The following information must be contained in the written statement:
- The names of the employers and the employee;
- The date when employment began (and if different, the start of the period of continuos employment);
- Wages or salary and the intervals at which they are paid;
- Hours of work;
- Holiday entitlement;
- Entitlement to sick leave and pay;
- Pension arrangements;
- Entitlement to notice periods – employer and employee – for termination of employment;
- Job title or brief description of job;
- Where not permanent, the period for which employment is expected to continue or, if a fixed-term contract, the end date;
- Place of work, or indication of this and employer’s address if an employee is required or allowed to work at more than one location; and
- The existence of any collective agreements that directly affect the employee’s terms and conditions.
State pensions and discipline
In addition, the written statement must include a note:
- Stating whether the employee is contracted-out of the State Earnings Related Pension Scheme (SERPS) for that employment; and
- Giving details of disciplinary rules, and the procedures by which employees can raised a grievance about employment. Employers with fewer than 20 employers need give only the name (or job title) of the person the employee should contact if dissatisfied with any disciplinary action taken, or to raise a grievance.

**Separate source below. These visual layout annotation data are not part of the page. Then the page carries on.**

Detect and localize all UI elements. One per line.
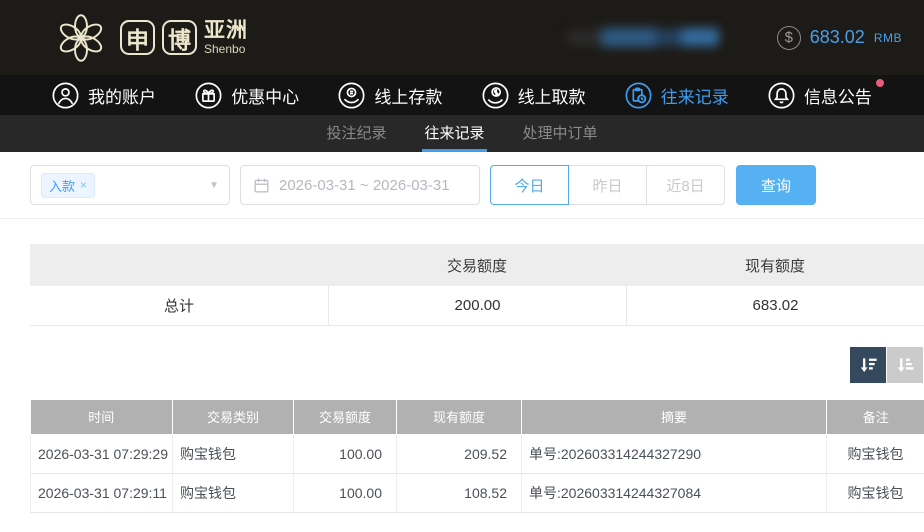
cell-current-amount: 108.52: [396, 473, 522, 513]
tag-remove-icon[interactable]: ×: [80, 178, 87, 192]
logo-char-2: 博: [162, 20, 197, 55]
nav-label: 优惠中心: [231, 87, 300, 107]
nav-label: 线上取款: [517, 87, 586, 107]
sort-ascending-icon: [897, 357, 914, 372]
tab-label: 往来记录: [424, 124, 485, 142]
yesterday-button[interactable]: 昨日: [568, 165, 647, 205]
summary-table: 交易额度 现有额度 总计 200.00 683.02: [30, 244, 924, 326]
nav-item-announcements[interactable]: 信息公告: [768, 78, 884, 109]
balance-amount: 683.02: [809, 27, 865, 47]
header-transaction-type: 交易类别: [172, 400, 294, 434]
section-divider: [0, 218, 924, 219]
nav-label: 我的账户: [88, 87, 156, 107]
sub-nav: 投注纪录 往来记录 处理中订单: [0, 115, 924, 152]
tab-transaction-records[interactable]: 往来记录: [422, 115, 487, 152]
nav-label: 往来记录: [660, 87, 729, 107]
top-bar: 申 博 亚洲 Shenbo $ 683.02 RMB: [0, 0, 924, 75]
logo-region: 亚洲 Shenbo: [204, 20, 248, 55]
nav-label: 信息公告: [803, 87, 872, 107]
logo-char-1: 申: [120, 20, 155, 55]
user-icon: [52, 82, 79, 108]
chevron-down-icon: ▼: [209, 179, 219, 191]
table-row: 2026-03-31 07:29:29 购宝钱包 100.00 209.52 单…: [30, 433, 924, 474]
sort-descending-button[interactable]: [850, 347, 886, 383]
sort-descending-icon: [860, 357, 877, 372]
cell-memo: 单号:202603314244327290: [521, 433, 827, 474]
type-tag: 入款 ×: [41, 172, 96, 198]
cell-trade-amount: 100.00: [293, 433, 397, 474]
date-range-value: 2026-03-31 ~ 2026-03-31: [279, 176, 450, 194]
flower-logo-icon: [59, 13, 103, 62]
cell-note: 购宝钱包: [826, 433, 924, 474]
header-trade-amount: 交易额度: [293, 400, 397, 434]
sort-ascending-button[interactable]: [887, 347, 923, 383]
cell-trade-amount: 100.00: [293, 473, 397, 513]
tab-label: 处理中订单: [522, 124, 598, 142]
nav-item-deposit[interactable]: 线上存款: [338, 82, 442, 109]
cell-time: 2026-03-31 07:29:29: [30, 433, 173, 474]
summary-trade-amount-value: 200.00: [328, 286, 626, 325]
cell-transaction-type: 购宝钱包: [172, 473, 294, 513]
cell-note: 购宝钱包: [826, 473, 924, 513]
records-icon: [625, 82, 652, 108]
tab-label: 投注纪录: [326, 124, 387, 142]
quick-date-group: 今日 昨日 近8日: [490, 165, 725, 205]
header-note: 备注: [826, 400, 924, 434]
tab-betting-records[interactable]: 投注纪录: [324, 115, 388, 152]
cell-transaction-type: 购宝钱包: [172, 433, 294, 474]
cell-current-amount: 209.52: [396, 433, 522, 474]
header-current-amount: 现有额度: [396, 400, 522, 434]
date-range-input[interactable]: 2026-03-31 ~ 2026-03-31: [240, 165, 480, 205]
cell-memo: 单号:202603314244327084: [521, 473, 827, 513]
nav-item-promotions[interactable]: 优惠中心: [195, 82, 299, 109]
search-button[interactable]: 查询: [736, 165, 816, 205]
header-memo: 摘要: [521, 400, 827, 434]
balance-display: $ 683.02 RMB: [776, 25, 902, 50]
username-redacted: [566, 26, 719, 50]
balance-currency: RMB: [873, 30, 902, 45]
summary-current-amount-value: 683.02: [626, 286, 924, 325]
deposit-icon: [338, 82, 365, 108]
filter-bar: 入款 × ▼ 2026-03-31 ~ 2026-03-31 今日 昨日 近8日…: [30, 165, 894, 205]
tab-pending-orders[interactable]: 处理中订单: [521, 115, 600, 152]
summary-total-row: 总计 200.00 683.02: [30, 286, 924, 326]
summary-header-trade-amount: 交易额度: [446, 257, 507, 275]
transactions-table: 时间 交易类别 交易额度 现有额度 摘要 备注 2026-03-31 07:29…: [30, 400, 924, 513]
nav-item-records[interactable]: 往来记录: [625, 82, 729, 109]
bell-icon: [768, 82, 795, 108]
withdraw-icon: [482, 82, 509, 108]
table-header-row: 时间 交易类别 交易额度 现有额度 摘要 备注: [30, 400, 924, 434]
last-8-days-button[interactable]: 近8日: [646, 165, 725, 205]
logo-region-cn: 亚洲: [204, 19, 248, 42]
transaction-type-select[interactable]: 入款 × ▼: [30, 165, 230, 205]
notification-dot: [875, 78, 884, 87]
site-logo[interactable]: 申 博 亚洲 Shenbo: [55, 12, 248, 64]
main-nav: 我的账户 优惠中心 线上存款 线上取款 往来记录 信息公告: [0, 75, 924, 115]
calendar-icon: [254, 178, 269, 193]
table-row: 2026-03-31 07:29:11 购宝钱包 100.00 108.52 单…: [30, 473, 924, 513]
nav-label: 线上存款: [374, 87, 443, 107]
nav-item-withdraw[interactable]: 线上取款: [482, 82, 586, 109]
type-tag-label: 入款: [49, 178, 76, 194]
summary-total-label: 总计: [163, 298, 194, 315]
header-time: 时间: [30, 400, 173, 434]
cell-time: 2026-03-31 07:29:11: [30, 473, 173, 513]
nav-item-my-account[interactable]: 我的账户: [52, 82, 156, 109]
logo-region-en: Shenbo: [204, 42, 246, 56]
gift-icon: [195, 82, 222, 108]
dollar-coin-icon: $: [776, 25, 801, 50]
today-button[interactable]: 今日: [490, 165, 569, 205]
sort-toolbar: [0, 347, 923, 383]
summary-header-row: 交易额度 现有额度: [30, 244, 924, 286]
summary-header-current-amount: 现有额度: [744, 257, 805, 275]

Where an employee is normally employed within the UK but sent to work abroad for longer than a month, the employer must provide a written statement of:
- The period of overseas employment;
- The currency in which the employee will be paid;
- Any additional pay or benefits (such as a location allowance); and
- Provisions relating to the employee’s return to the UK.
Reference to documents
Generally, the specified information must be contained in the written statement itself. In limited circumstances, the statement can, however, refer the employee to other documents for details of:
- Sick leave and pay;
- Pensions and pension schemes; and
- Disciplinary rules.
The documents to which the employee is referred must be easily accessible to the employee. Similarly, for details of notice periods, the employee can be referred to the law or an easily accessible collective agreement.
Changes to particulars
Employees must be given notification about any changes that are made to written particulars as soon as possible and no later than one month after they are made. Notification must be in writing but need not be by personalised letter: it is sufficient, for example, to give each employee a photocopy of a notice detailing the change.
In most cases the change must be set out explicitly in the written notice. In the case of sick leave and pay, pensions, and disciplinary rules, however, the notice may refer to other documents, provided these are easily accessible. Similarly, employees may be referred to the law or a collective agreement when changes are made to notice periods.
Change of employer
In normally circumstances, where there is a change of employer, employees must be given a new and full written statement of particulars within two months of the change.
However, if only the name of the employer changes – without any change in the identity of the employer – or if the identify changes but the employee’s continuity of employment is maintained (for example, in transfer of undertakings) a new statement is not required. In these cases employees must still be given written notification of the change.
Complaints and questions
Employees who think that they have not been given a written statement of particulars, or notification of changes, may refer the matter to an employment tribunal. Ex-employees can take the same course of action up to three months after the end of their employment.
If a question arises about the accuracy or sufficiency of the particulars, either the employee or the employer may refer the question to an employment tribunal.
It is unlawful to dismiss an employee who tries to enforce an entitlement, which the employee thinks he or she has, to written particulars. An employee sacked for this reason may make a complaint of unfair dismissal to an industrial tribunal, regardless of length of service.